Los miró con una sonrisa falsa; tenía unos dientes amarillos y brillantes.

—Cosa nunca vista. No molestaré. No es mi estilo ser cargante. No necesito mucho el dinero. Sólo tomo lo que la suerte me trae.

Ito abrió la boca.

—¿Qué? ¿Comprarlo todo?

—Tarifa plana. Tomadlo o dejadlo.

Nikka levantó la barbilla de un modo que Nigel conocía muy bien.

—No nos interesa.

La mujer frunció el ceño.

—Mirad, sé cómo es. Habréis gastado un dineral para lograr el desplazamiento de una finca tan grande, ¿verdad? Lo tendré en cuenta, creedme. —Puso los ojos en blanco teatralmente—. Aunque habitualmente eso es perjudicial para mi presupuesto.

—No hay trato —respondió Nikka sin sonreír.

—¿Eh? Sois transimportadores, ¿verdad?

—No —dijo Nikka—. Somos refugiados.

—Pues entonces necesitaréis dinero en efectivo. Estoy dispuesta a ofrecer…

—No vendemos —dijo Nigel.

Los ojos de cerámica los escudriñaron. Las facetas parpadeaban mientras ella movía la cabeza, efectuando un diagnóstico. Llevaba una bufanda, apenas visible sobre una chaqueta marfileña que revelaba un arma —una pistola de aspecto antiguo con empuñadura de resorte— y ocultaba otras que creaban ondulaciones en sus esbeltos contornos.

—No conocéis la ley de Sawazaki, ¿eh? —De nuevo puso los ojos en blanco—. Señor, protégeme de los aficionados.
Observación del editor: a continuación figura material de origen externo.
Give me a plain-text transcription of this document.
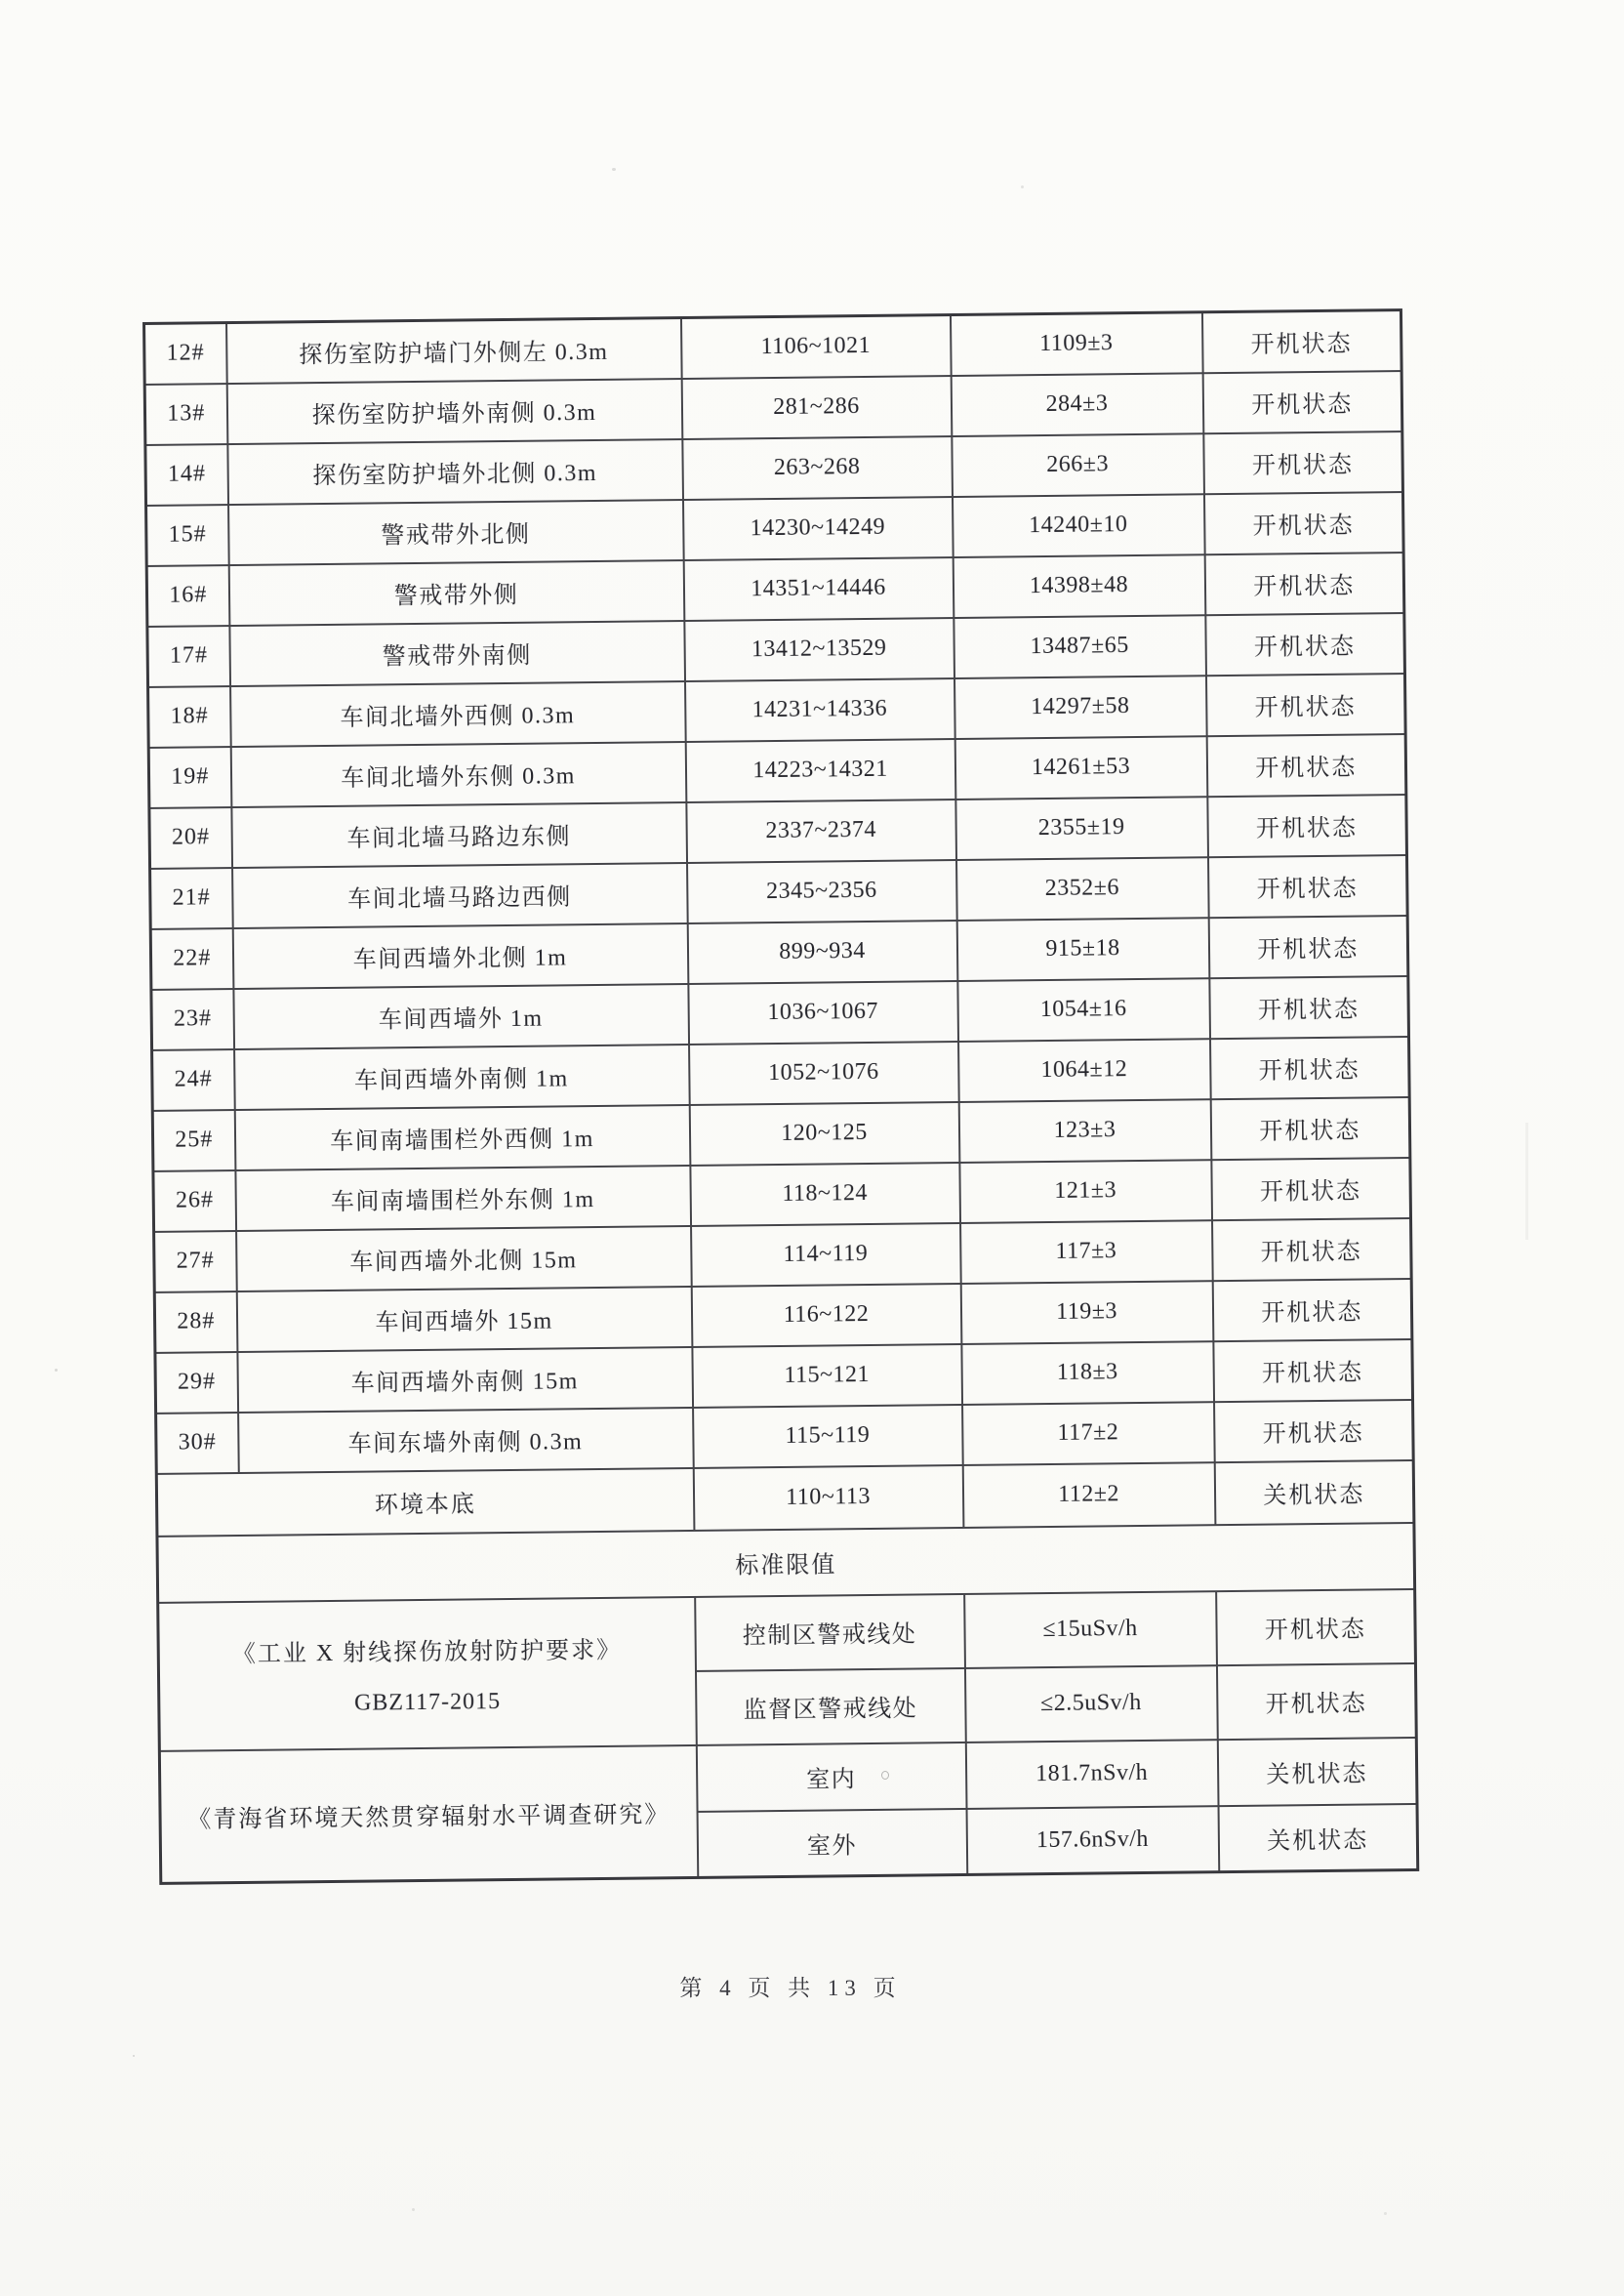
12#	探伤室防护墙门外侧左 0.3m	1106~1021	1109±3	开机状态
13#	探伤室防护墙外南侧 0.3m	281~286	284±3	开机状态
14#	探伤室防护墙外北侧 0.3m	263~268	266±3	开机状态
15#	警戒带外北侧	14230~14249	14240±10	开机状态
16#	警戒带外侧	14351~14446	14398±48	开机状态
17#	警戒带外南侧	13412~13529	13487±65	开机状态
18#	车间北墙外西侧 0.3m	14231~14336	14297±58	开机状态
19#	车间北墙外东侧 0.3m	14223~14321	14261±53	开机状态
20#	车间北墙马路边东侧	2337~2374	2355±19	开机状态
21#	车间北墙马路边西侧	2345~2356	2352±6	开机状态
22#	车间西墙外北侧 1m	899~934	915±18	开机状态
23#	车间西墙外 1m	1036~1067	1054±16	开机状态
24#	车间西墙外南侧 1m	1052~1076	1064±12	开机状态
25#	车间南墙围栏外西侧 1m	120~125	123±3	开机状态
26#	车间南墙围栏外东侧 1m	118~124	121±3	开机状态
27#	车间西墙外北侧 15m	114~119	117±3	开机状态
28#	车间西墙外 15m	116~122	119±3	开机状态
29#	车间西墙外南侧 15m	115~121	118±3	开机状态
30#	车间东墙外南侧 0.3m	115~119	117±2	开机状态
环境本底		110~113	112±2	关机状态
标准限值				

《工业 X 射线探伤放射防护要求》
GBZ117-2015		控制区警戒线处	≤15uSv/h	开机状态
		监督区警戒线处	≤2.5uSv/h	开机状态
《青海省环境天然贯穿辐射水平调查研究》		室内	181.7nSv/h	关机状态
		室外	157.6nSv/h	关机状态
第 4 页 共 13 页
—Los mecs nos arrojaron aquí —dijo Nigel—. Desde luego, agradeceríamos tu ayuda para volver a casa.

La mujer sonrió.

—Pues entonces…

—Con nuestra propiedad intacta.

La sonrisa amistosa se borró. La transformación fue tan repentina que Nigel creyó ver una cara nueva. Cejas gruesas y oscuras, cortadas por una profunda arruga. Ojos hundidos, amarillos y brillantes, visibles cuando los ojos artificiales se pusieron transparentes de golpe. Tenía unas manos nudosas como guantes —y eso eran, notó Nigel algo más tarde— de dedos gruesos y obviamente fuertes. Nigel se preguntó para qué los necesitaba.

—Intrusos, ¿eh? —dijo con un susurro amenazador.

Las manos enguantadas revelaron servodedos delgados que sobresalían de los dedos gruesos. Afilados, amenazadores.

—Entonces vendréis conmigo.

Ito dio un paso adelante, ceñudo. Era justo el tipo de problema al que un joven como él se enfrentaría y, a juzgar por su expresión, eso era lo que pensaba hacer. Nigel iba a detenerle cuando Ito dijo:

—No me gusta el modo en que…

Ito cayó al suelo. Nigel ni siquiera había visto el movimiento de la mujer. Ella lo había golpeado y había regresado a su posición anterior en un abrir y cerrar de ojos.